FPMT: Enable fpmt only for higher threads for multi-tile encode

In case of multi-tile encode, delayed the onstart of frame parallel
encoding until MAX_PARALLEL_FRAMES are possible.

Change-Id: I5f53ed2e88d982fe470f7ff2454d20a1473e3929
diff --git a/av1/encoder/ethread.c b/av1/encoder/ethread.c
index 7ccf1d0..3f1318f 100644
--- a/av1/encoder/ethread.c
+++ b/av1/encoder/ethread.c
@@ -908,6 +908,17 @@
 // possible for each resolution.
 #define MAX_THREADS 100
 
+// Computes the max number of enc workers possible for each resolution.
+static AOM_INLINE int compute_max_num_enc_workers(
+    CommonModeInfoParams *const mi_params, int mib_size_log2) {
+  int num_sb_rows =
+      ALIGN_POWER_OF_TWO(mi_params->mi_rows, mib_size_log2) >> mib_size_log2;
+  int num_sb_cols =
+      ALIGN_POWER_OF_TWO(mi_params->mi_cols, mib_size_log2) >> mib_size_log2;
+
+  return AOMMIN((num_sb_cols + 1) >> 1, num_sb_rows);
+}
+
 // Computes the number of frame parallel(fp) contexts to be created
 // based on the number of max_enc_workers.

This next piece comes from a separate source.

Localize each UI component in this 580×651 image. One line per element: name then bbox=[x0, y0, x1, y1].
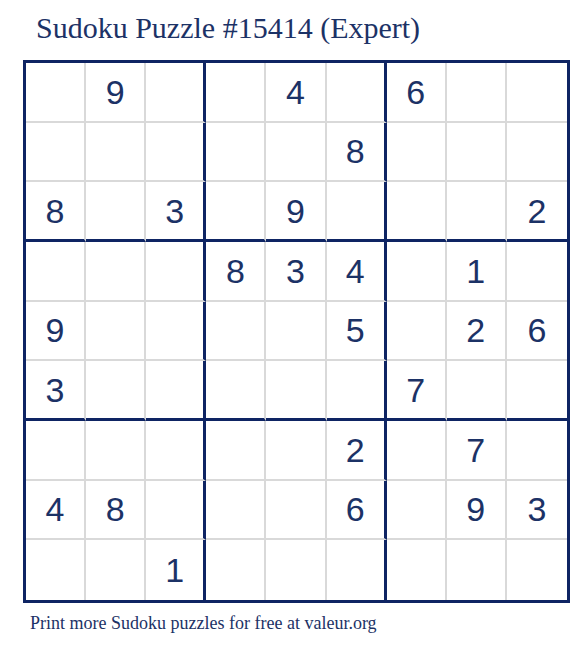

 int av1_compute_num_fp_contexts(AV1_PRIMARY *ppi, AV1EncoderConfig *oxcf) {
@@ -915,8 +926,8 @@
   if (!av1_check_fpmt_config(ppi, oxcf)) {
     return 1;
   }
-  int max_num_enc_workers =
-      av1_compute_num_enc_workers(ppi->parallel_cpi[0], MAX_THREADS);
+  int max_num_enc_workers = compute_max_num_enc_workers(
+      &ppi->cpi->common.mi_params, ppi->cpi->common.seq_params->mib_size_log2);
   // Scaling factors and rounding factors used to tune worker_per_frame
   // computation.
   int rounding_factor[2] = { 2, 4 };
@@ -936,6 +947,13 @@
                     scaling_factor[index]);
   int max_threads = oxcf->max_threads;
   int num_fp_contexts = max_threads / workers_per_frame;
+  // Based on empirical results, FPMT gains with multi-tile are significant when
+  // more parallel frames are available. Use FPMT with multi-tile encode only
+  // when sufficient threads are available for parallel encode of
+  // MAX_PARALLEL_FRAMES frames.
+  if (oxcf->tile_cfg.tile_columns > 0 || oxcf->tile_cfg.tile_rows > 0) {
+    if (num_fp_contexts < MAX_PARALLEL_FRAMES) num_fp_contexts = 1;
+  }
 
   num_fp_contexts = AOMMAX(1, AOMMIN(num_fp_contexts, MAX_PARALLEL_FRAMES));
   // Limit recalculated num_fp_contexts to ppi->num_fp_contexts.